За поворотом открылась даль, ударило в лицо простором, озерным дальним плёсом, покосившимися наделами ржи, гречихи и льна, рощами на холмах.

— Вы здесь на отдыхе? Или рисовать приехали? Пейзажи наши уже неоднократно художники снимали.

— Да у художников отпуска нет, — сказал я, доставая блокнот и толстый цанговый карандаш с жирным грифелем. — Но до пейзажей пока не доходило. Я сейчас портрет хозяйкиной дочки пишу.

Он глянул на меня. По-моему, его передёрнуло. Неожиданно он приподнялся и с внезапной злобой дал лошади по крупу вожжами.

— Н-но! — крикнул он. — Кляча! К ночи не доберемся.

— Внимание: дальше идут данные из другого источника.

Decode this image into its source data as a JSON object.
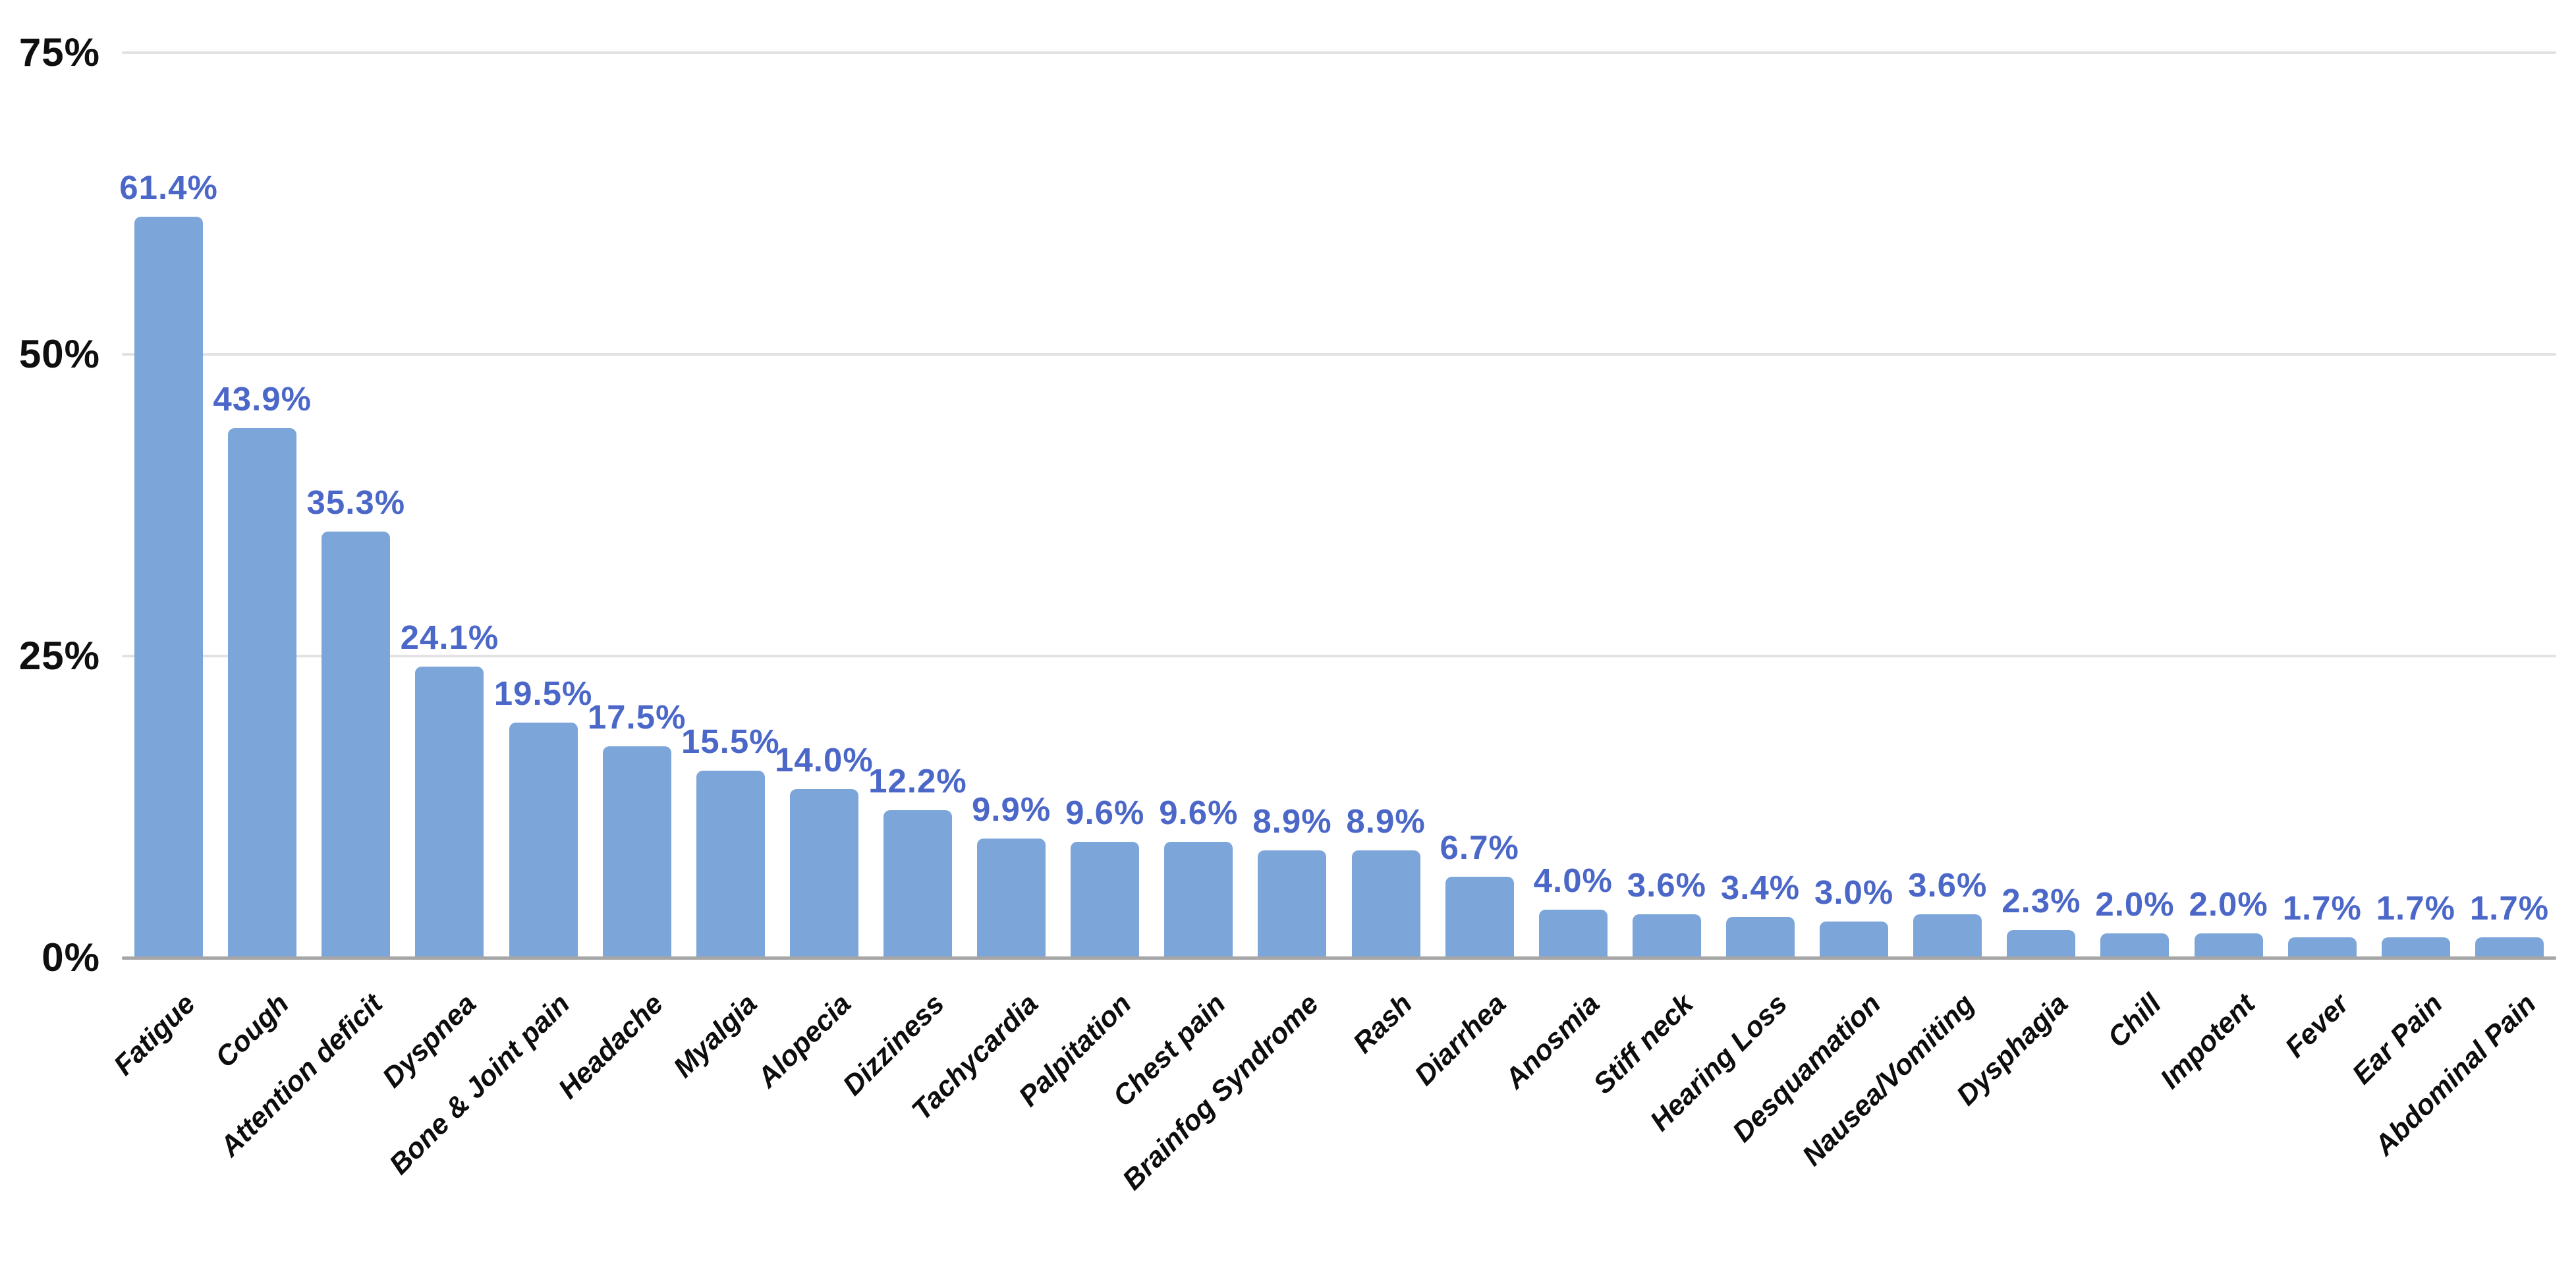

Изумленная лошадь припустила с холма. Я чуть карандаш не выронил. И решил больше с возницею в беседу не вступать. Так — да, нет, без подробностей. Должно быть, задело их все же радиоактивными дождями изрядно. Недаром лопухи как слоновьи уши вымахали, а у клевера каждый пятый трилистник с четырьмя листьями. По счастью, у поросят по четыре ножки, да у кур по две, да кошки не лысые. Я вдруг представил себе портрет Таси — в духе леонардовской дамы с горностаем — с лысой кошкой в руках. Постепенно успокоился возница, это передалось и мудрой его лошадке, изучившей, видать, хозяина на манер классического испанского слуги, она сбавила скорость, правда, постепенно, перешла на прежнюю, а хозяин не возражал, не подгонял, сидел и думал. Очевидно, надумав, он состроил фальшиво хитрое и мудрое лицо, приосанился и спросил:

— А фотоаппарат у вас в наличии имеется?

— Здесь нету, — сказал я. — В Москве, конечно, есть. Вы хотели сфотографироваться? Давайте я вас лучше нарисую. Будет вам рисунок на память.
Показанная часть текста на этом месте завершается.